COVID-19’s
extensive impact has and could continue to adversely affect the economies and financial markets worldwide, and the business of any potential target business with which we complete a business combination could be materially and adversely affected. Furthermore, we may be unable to complete a business combination if continued concerns relating to
COVID-19
and variants therof continue to restrict travel, limit the ability to have meetings with potential investors or the target company’s personnel, vendors and services providers are unavailable to negotiate and complete a transaction in a timely manner. The extent to which
COVID-19
impacts our search for a business combination will depend on future developments, which are highly uncertain and cannot be predicted, including new information which may emerge concerning the severity of
COVID-19
and the actions to contain
COVID-19
or treat its impact, among others. If the disruptions posed by
COVID-19
or other matters of global concern continue for an extensive period of time, our ability to complete a business combination, or the operations of a target business with which we ultimately complete a business combination, may be materially adversely affected. In addition, our ability to complete a transaction may be dependent on the ability to raise equity and debt financing which may be impacted by
COVID-19
and other events, including as a result of increased market volatility, decreased market liquidity and third-party financing being unavailable on terms acceptable to us or at all.
The severity, magnitude and duration of the outbreak of
COVID-19
and variants of
COVID-19
continue to be uncertain and evolving and depend on events beyond our knowledge or control. As such, we might not be able to predict, or respond to, all impacts on a timely basis to prevent near- or long-term adverse impacts on our business, results of operations, financial condition and cash flows, which impacts may be material. Additionally, the impacts of the
COVID-19
pandemic could have the effect of heightening many of the other risks described herein.
We may not be able to complete our initial business combination within the prescribed time frame after the closing of our initial public offering (by February 15, 2023), in which case we would cease all operations except for the purpose of winding up and we would redeem our public shares and liquidate, in which case our public stockholders may receive only their pro rata portion of the funds in the trust account that are available for distribution to public stockholders, and our warrants will expire worthless. These conditions raise substantial doubt of the company’s ability to continue as a going concern.
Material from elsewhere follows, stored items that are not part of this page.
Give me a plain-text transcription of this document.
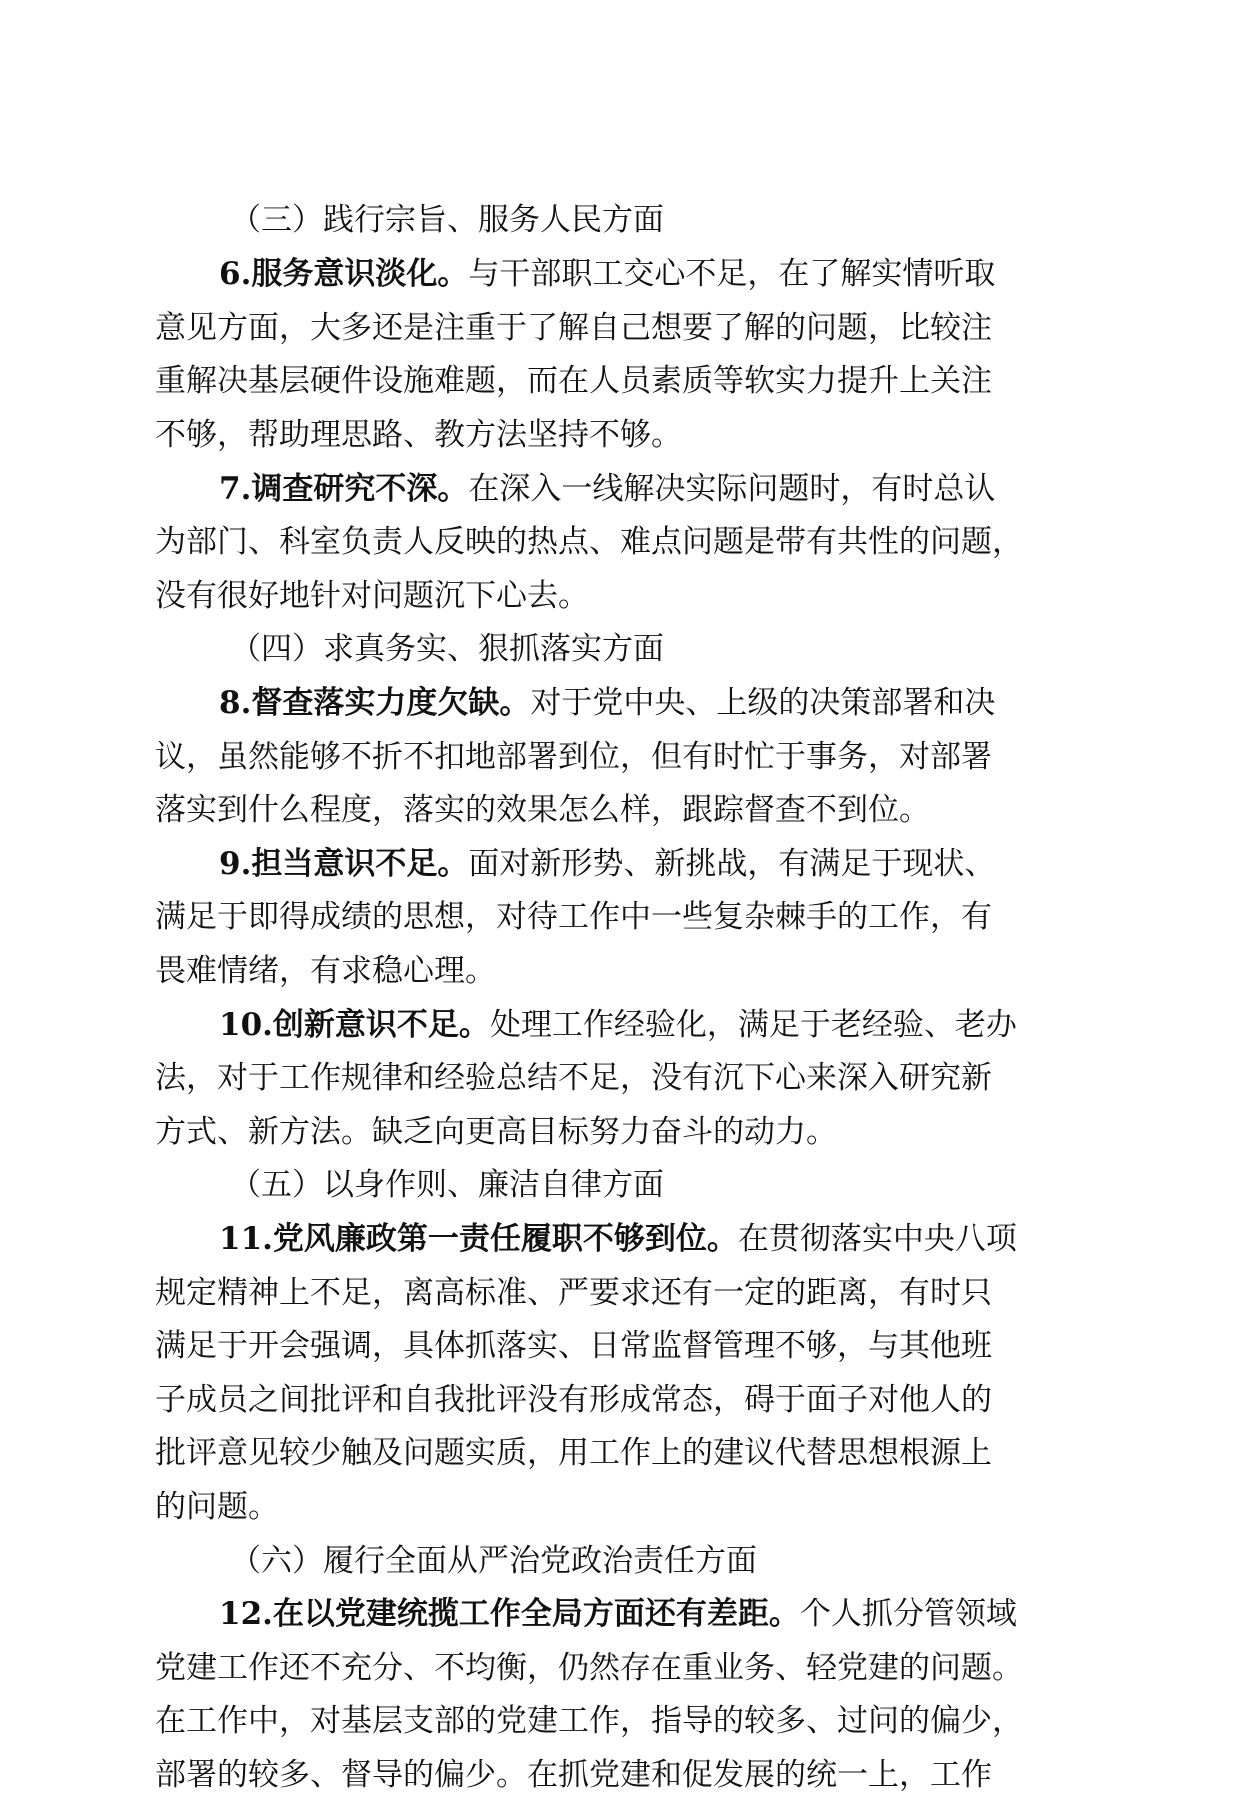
（三）践行宗旨、服务人民方面
6.服务意识淡化。与干部职工交心不足，在了解实情听取
意见方面，大多还是注重于了解自己想要了解的问题，比较注
重解决基层硬件设施难题，而在人员素质等软实力提升上关注
不够，帮助理思路、教方法坚持不够。
7.调查研究不深。在深入一线解决实际问题时，有时总认
为部门、科室负责人反映的热点、难点问题是带有共性的问题，
没有很好地针对问题沉下心去。
（四）求真务实、狠抓落实方面
8.督查落实力度欠缺。对于党中央、上级的决策部署和决
议，虽然能够不折不扣地部署到位，但有时忙于事务，对部署
落实到什么程度，落实的效果怎么样，跟踪督查不到位。
9.担当意识不足。面对新形势、新挑战，有满足于现状、
满足于即得成绩的思想，对待工作中一些复杂棘手的工作，有
畏难情绪，有求稳心理。
10.创新意识不足。处理工作经验化，满足于老经验、老办
法，对于工作规律和经验总结不足，没有沉下心来深入研究新
方式、新方法。缺乏向更高目标努力奋斗的动力。
（五）以身作则、廉洁自律方面
11.党风廉政第一责任履职不够到位。在贯彻落实中央八项
规定精神上不足，离高标准、严要求还有一定的距离，有时只
满足于开会强调，具体抓落实、日常监督管理不够，与其他班
子成员之间批评和自我批评没有形成常态，碍于面子对他人的
批评意见较少触及问题实质，用工作上的建议代替思想根源上
的问题。
（六）履行全面从严治党政治责任方面
12.在以党建统揽工作全局方面还有差距。个人抓分管领域
党建工作还不充分、不均衡，仍然存在重业务、轻党建的问题。
在工作中，对基层支部的党建工作，指导的较多、过问的偏少，
部署的较多、督导的偏少。在抓党建和促发展的统一上，工作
We may not be able to find a suitable target business and complete our initial business combination within 15 months after the closing of our initial public offering (by February 15, 2023). Our ability to complete our initial business combination may be negatively impacted by general market conditions, volatility in the capital and debt markets and the other risks described herein. If we have not completed our initial business combination within such time period, we will (i) cease all operations except for the purpose of winding up, (ii) as promptly as reasonably possible but not more than ten business days thereafter, redeem the public shares, at a
per-share
price, payable in cash, equal to the aggregate amount then on deposit in the trust account, including interest earned on the funds held in the trust account and not previously released to us to pay our taxes, including franchise and income taxes (less up to $100,000 of interest to pay dissolution expenses), divided by the number of then outstanding public shares, which redemption will completely extinguish public stockholders’ rights as stockholders (including the right to receive further liquidating distributions, if any), subject to applicable law, and (iii) as promptly as reasonably possible following such redemption, subject to the approval of our remaining stockholders and our board of directors, dissolve and liquidate, subject in each case to our obligations under Delaware law to provide for claims of creditors and the requirements of other applicable law. In such case, our public stockholders may only receive $10.20 per share, and our warrants will expire worthless. In certain circumstances, our public stockholders may receive less than $10.20 per share on the redemption of their shares. See “— If third parties bring claims against us, the proceeds held in the trust account could be reduced and the
per-share
redemption amount received by stockholders may be less than $10.20 per share” and other risk factors described herein.
If we are unable to complete an initial business combination within the
15-month
period (by February 15, 2023), we may seek an amendment to our amended and restated certificate of incorporation to extend the period of time we have to complete an initial business combination beyond February 15, 2023. Our amended and restated certificate of incorporation requires that such an amendment be approved by holders of 50% of our outstanding common stock.
Our independent registered public accounting firm’s report contains an explanatory paragraph that expresses substantial doubt about our ability to continue as a “going concern.”
As of December 31, 2021, we have incurred and expect to continue to incur costs in pursuit of our financing and acquisition plans. We cannot assure you that our plans to raise capital or to consummate an initial business combination will be successful. If we are unable to raise additional funds to alleviate liquidity needs and complete a business combination by February 15, 2023, then (except as described in the succeeding paragraph) we will cease all operations except for the purpose of liquidating. The liquidity condition and date for mandatory liquidation and subsequent dissolution raise substantial doubt about our ability to continue as a going concern. Management intends to complete an initial business combination on or before February 15, 2023, however, it is uncertain whether management will succeed in doing so. The financial statements contained elsewhere in this Report do not include any adjustments that might result from our inability to continue as a going concern.